The Physics Machine Shop is a core facility in the College for Natural Sciences. Its main function is to fabricate instruments for research labs in the College. Most of the work supports research in the Physics Department, but all CNS departments are welcome to take advantage of the capabilities of this facility.
Many of the instruments that are constructed in the Machine Shop are unique and could not be realistically obtained from other sources. Faculty and students work directly with instrument makers when projects are in progress. This interaction, especially with students, gives the students valuable knowledge about design, the techniques used to construct their instruments, and how to create usable drawings.
The Physics Machine Shop is staffed by the supervisor, Allan Schroeder, and nine full-time machinists. Each project that is submitted to the shop poses different problems that challenge the instrument makers.
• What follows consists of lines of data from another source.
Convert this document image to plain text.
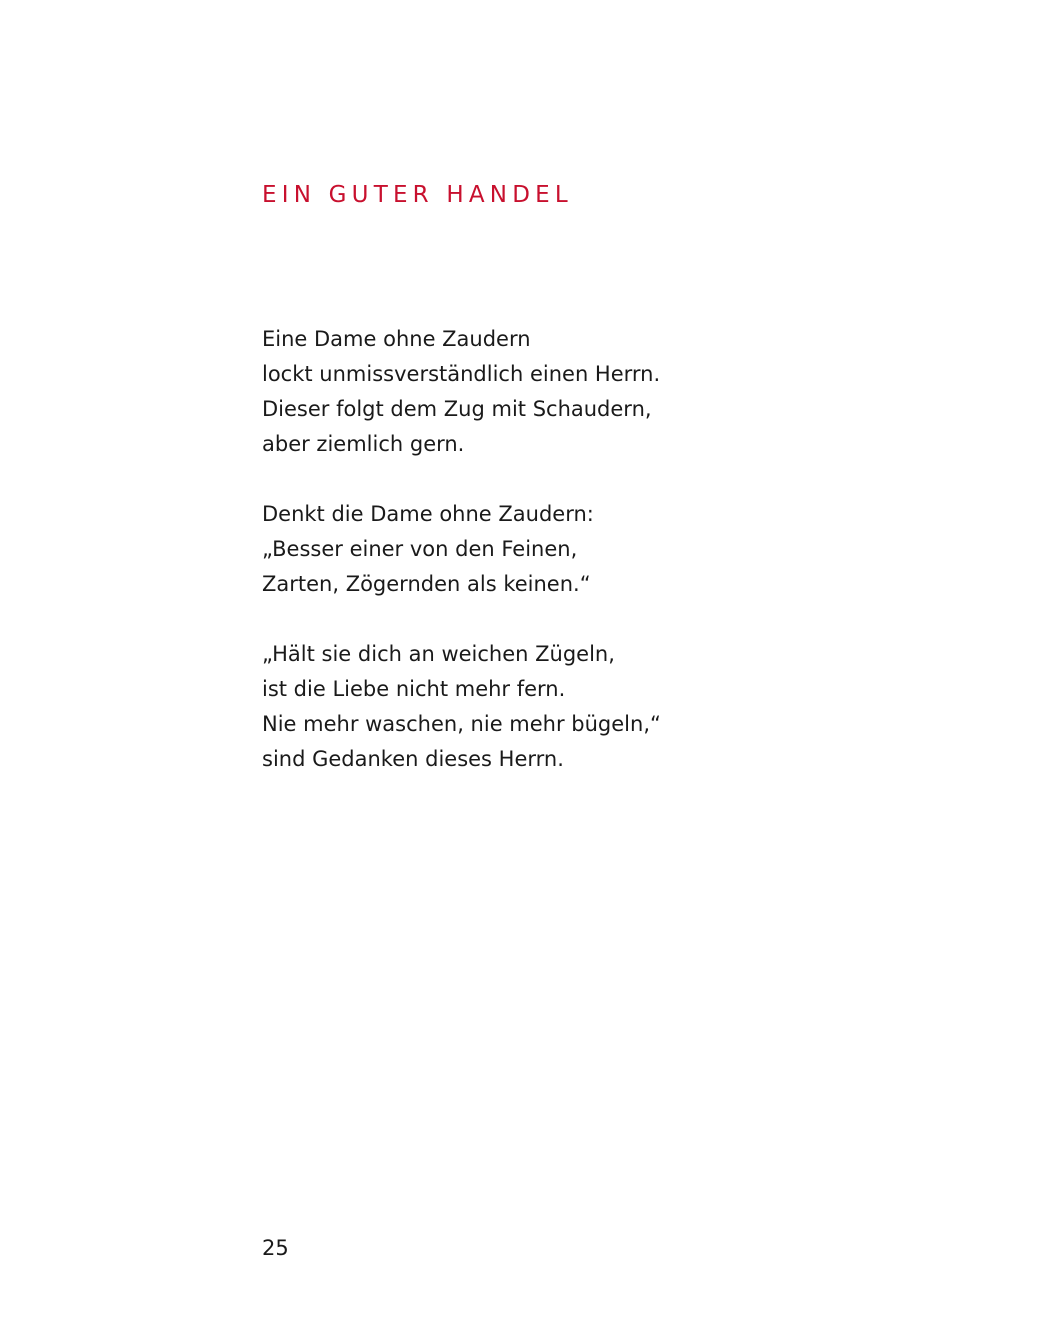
EIN GUTER HANDEL
Eine Dame ohne Zaudern
lockt unmissverständlich einen Herrn.
Dieser folgt dem Zug mit Schaudern,
aber ziemlich gern.
Denkt die Dame ohne Zaudern:
„Besser einer von den Feinen,
Zarten, Zögernden als keinen.“
„Hält sie dich an weichen Zügeln,
ist die Liebe nicht mehr fern.
Nie mehr waschen, nie mehr bügeln,“
sind Gedanken dieses Herrn.
25
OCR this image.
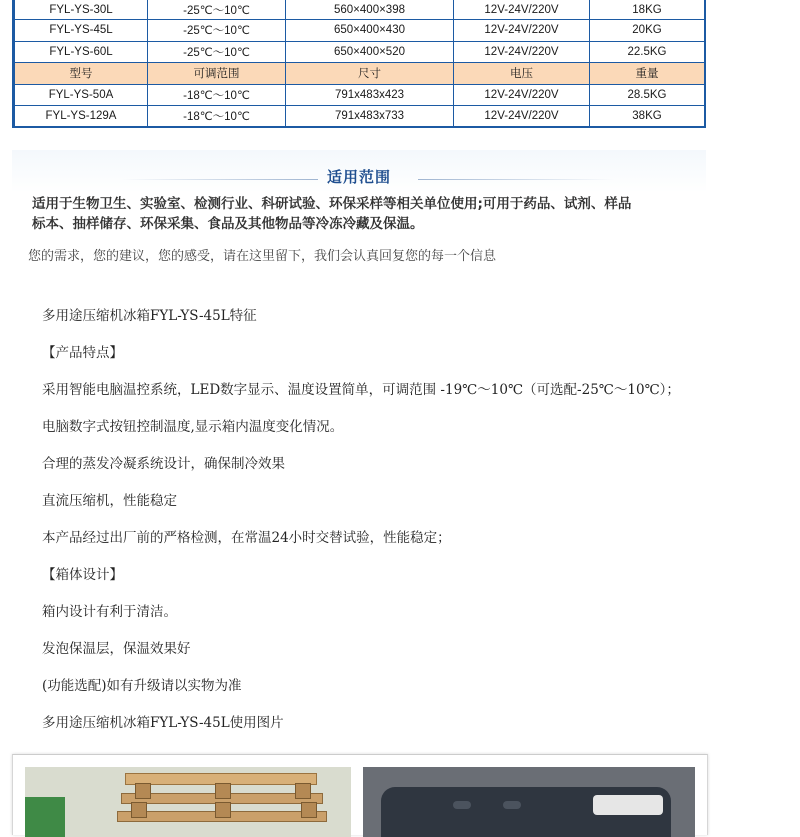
FYL-YS-30L	-25℃～10℃	560×400×398	12V-24V/220V	18KG
FYL-YS-45L	-25℃～10℃	650×400×430	12V-24V/220V	20KG
FYL-YS-60L	-25℃～10℃	650×400×520	12V-24V/220V	22.5KG
型号	可调范围	尺寸	电压	重量
FYL-YS-50A	-18℃～10℃	791x483x423	12V-24V/220V	28.5KG
FYL-YS-129A	-18℃～10℃	791x483x733	12V-24V/220V	38KG
适用范围
适用于生物卫生、实验室、检测行业、科研试验、环保采样等相关单位使用;可用于药品、试剂、样品
标本、抽样储存、环保采集、食品及其他物品等冷冻冷藏及保温。
您的需求，您的建议，您的感受，请在这里留下，我们会认真回复您的每一个信息
多用途压缩机冰箱FYL-YS-45L特征
【产品特点】
采用智能电脑温控系统，LED数字显示、温度设置简单，可调范围 -19℃～10℃（可选配-25℃～10℃）；
电脑数字式按钮控制温度,显示箱内温度变化情况。
合理的蒸发冷凝系统设计，确保制冷效果
直流压缩机，性能稳定
本产品经过出厂前的严格检测，在常温24小时交替试验，性能稳定；
【箱体设计】
箱内设计有利于清洁。
发泡保温层，保温效果好
(功能选配)如有升级请以实物为准
多用途压缩机冰箱FYL-YS-45L使用图片
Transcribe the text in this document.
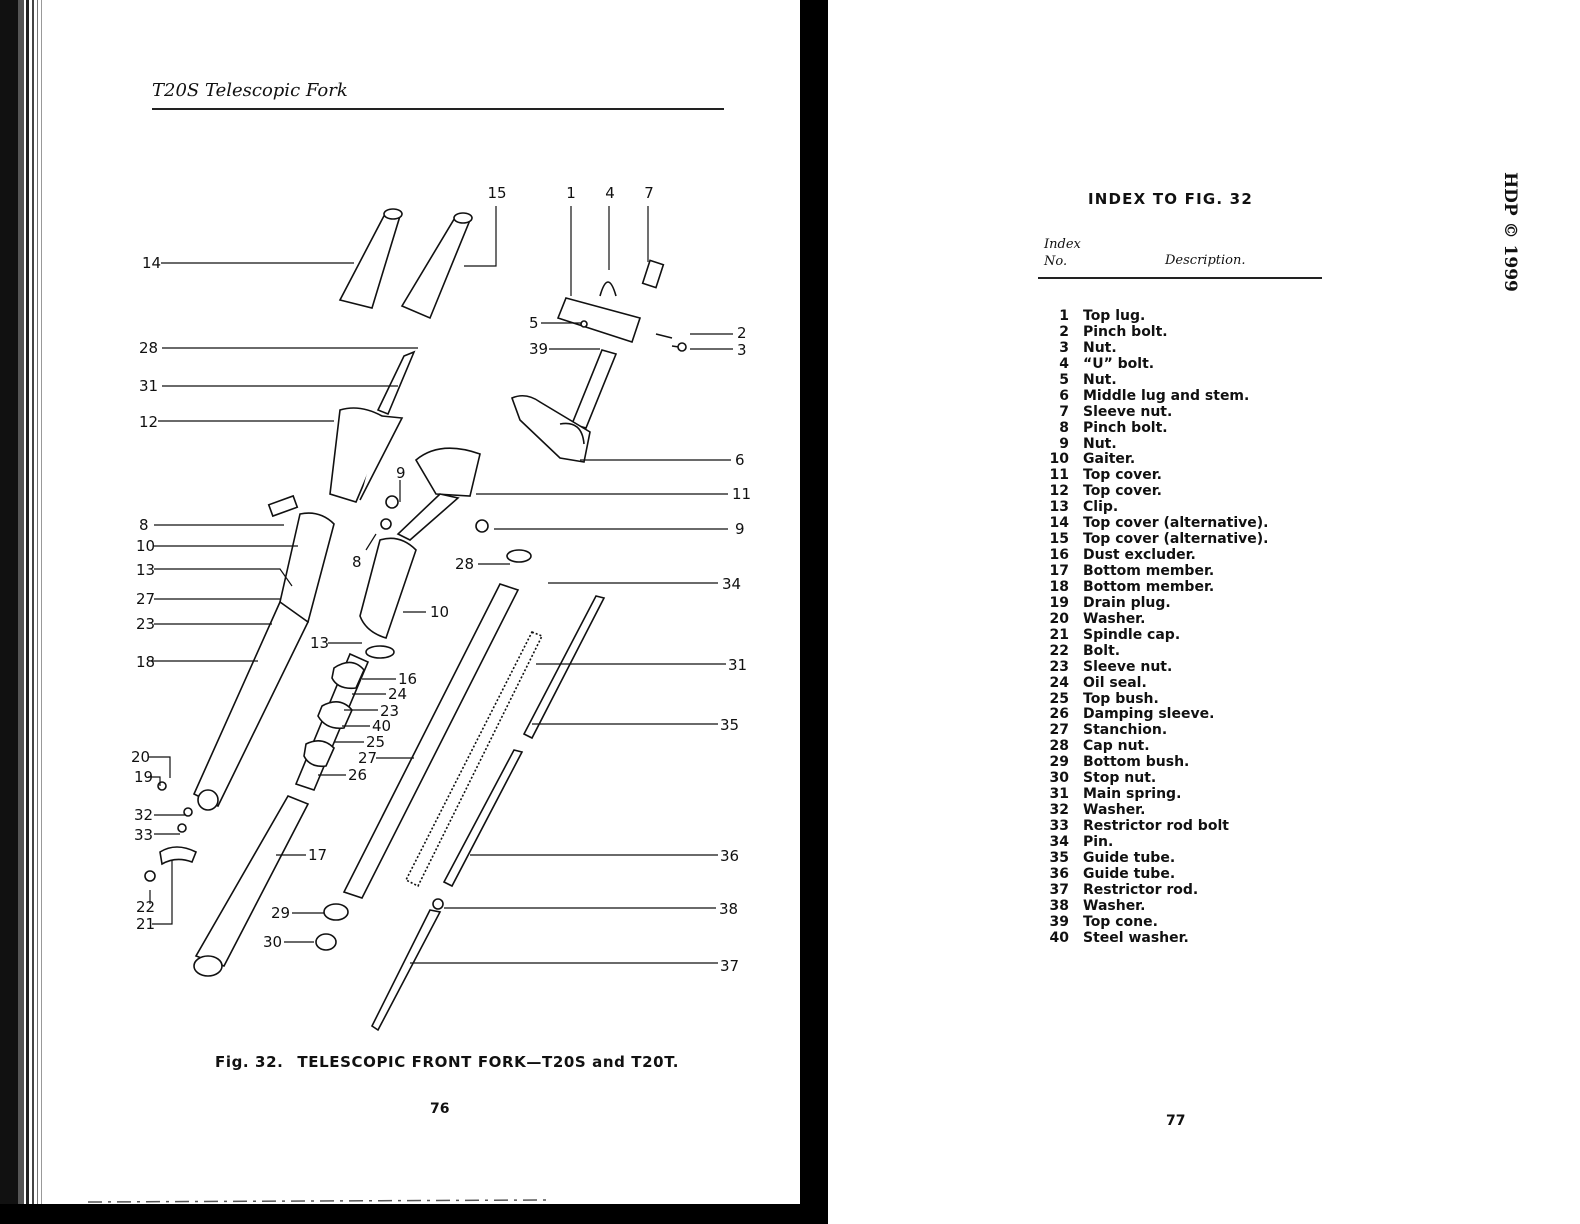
T20S Telescopic Fork
15	1 4 7
14
5
39
2
3
28
31
12
6
11
9
9
8
10
13	8	28
34
27
23
10
18
13
16
24
23
40
25
27
26
31
35
20
19
32
33
17	36
22
21
29	38
30
37
Fig. 32. TELESCOPIC FRONT FORK—T20S and T20T.
76
HDP © 1999
INDEX TO FIG. 32
Index
No.	Description.
1 Top lug.
2 Pinch bolt.
3 Nut.
4 “U” bolt.
5 Nut.
6 Middle lug and stem.
7 Sleeve nut.
8 Pinch bolt.
9 Nut.
10 Gaiter.
11 Top cover.
12 Top cover.
13 Clip.
14 Top cover (alternative).
15 Top cover (alternative).
16 Dust excluder.
17 Bottom member.
18 Bottom member.
19 Drain plug.
20 Washer.
21 Spindle cap.
22 Bolt.
23 Sleeve nut.
24 Oil seal.
25 Top bush.
26 Damping sleeve.
27 Stanchion.
28 Cap nut.
29 Bottom bush.
30 Stop nut.
31 Main spring.
32 Washer.
33 Restrictor rod bolt
34 Pin.
35 Guide tube.
36 Guide tube.
37 Restrictor rod.
38 Washer.
39 Top cone.
40 Steel washer.
77
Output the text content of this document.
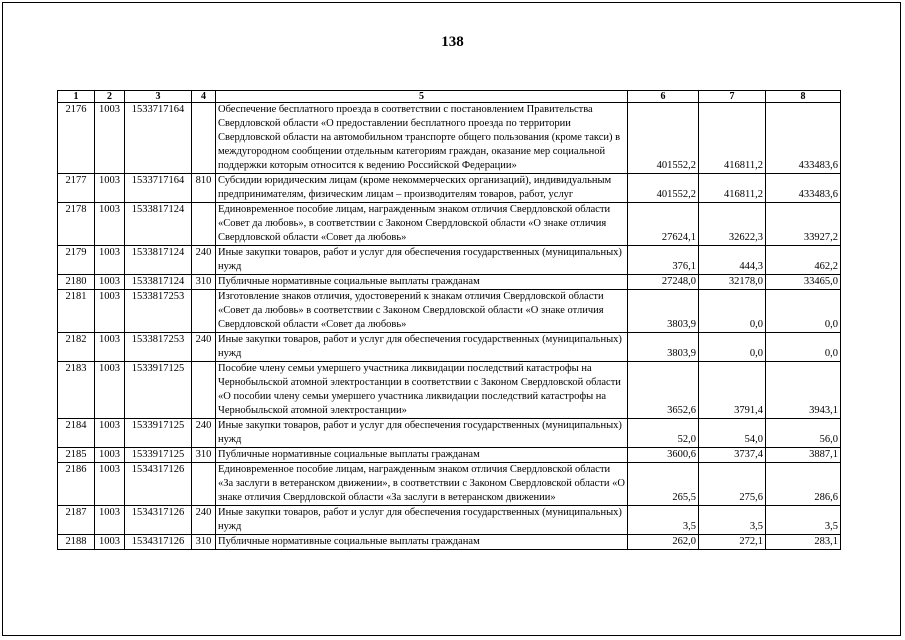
138
1	2	3	4	5	6	7	8
2176	1003	1533717164		Обеспечение бесплатного проезда в соответствии с постановлением Правительства Свердловской области «О предоставлении бесплатного проезда по территории Свердловской области на автомобильном транспорте общего пользования (кроме такси) в междугородном сообщении отдельным категориям граждан, оказание мер социальной поддержки которым относится к ведению Российской Федерации»	401552,2	416811,2	433483,6
2177	1003	1533717164	810	Субсидии юридическим лицам (кроме некоммерческих организаций), индивидуальным предпринимателям, физическим лицам – производителям товаров, работ, услуг	401552,2	416811,2	433483,6
2178	1003	1533817124		Единовременное пособие лицам, награжденным знаком отличия Свердловской области «Совет да любовь», в соответствии с Законом Свердловской области «О знаке отличия Свердловской области «Совет да любовь»	27624,1	32622,3	33927,2
2179	1003	1533817124	240	Иные закупки товаров, работ и услуг для обеспечения государственных (муниципальных) нужд	376,1	444,3	462,2
2180	1003	1533817124	310	Публичные нормативные социальные выплаты гражданам	27248,0	32178,0	33465,0
2181	1003	1533817253		Изготовление знаков отличия, удостоверений к знакам отличия Свердловской области «Совет да любовь» в соответствии с Законом Свердловской области «О знаке отличия Свердловской области «Совет да любовь»	3803,9	0,0	0,0
2182	1003	1533817253	240	Иные закупки товаров, работ и услуг для обеспечения государственных (муниципальных) нужд	3803,9	0,0	0,0
2183	1003	1533917125		Пособие члену семьи умершего участника ликвидации последствий катастрофы на Чернобыльской атомной электростанции в соответствии с Законом Свердловской области «О пособии члену семьи умершего участника ликвидации последствий катастрофы на Чернобыльской атомной электростанции»	3652,6	3791,4	3943,1
2184	1003	1533917125	240	Иные закупки товаров, работ и услуг для обеспечения государственных (муниципальных) нужд	52,0	54,0	56,0
2185	1003	1533917125	310	Публичные нормативные социальные выплаты гражданам	3600,6	3737,4	3887,1
2186	1003	1534317126		Единовременное пособие лицам, награжденным знаком отличия Свердловской области «За заслуги в ветеранском движении», в соответствии с Законом Свердловской области «О знаке отличия Свердловской области «За заслуги в ветеранском движении»	265,5	275,6	286,6
2187	1003	1534317126	240	Иные закупки товаров, работ и услуг для обеспечения государственных (муниципальных) нужд	3,5	3,5	3,5
2188	1003	1534317126	310	Публичные нормативные социальные выплаты гражданам	262,0	272,1	283,1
Because of their many years of combined experience and knowledge of machinery and materials used in this department, specialized research equipment and devices are always maintained and constructed very accurately and efficiently.
Our capabilities include the use of standard and specialized machine tools such as the lathe, vertical mill, drill presses, grinders, saws, metal shear, pan break, hydraulic press, computerized numerical control (CNC) mills, and hand measuring tools. We have the ability to construct many identical pieces, or a single piece, of great complexity. The Machine Shop can construct and weld ultra-high vacuum (10-10 ATM cc/Sec He) vessels from materials such as aluminum, stainless steel, Mu metal, and titanium. All weldments used in vacuum applications are leak-checked before being released to labs.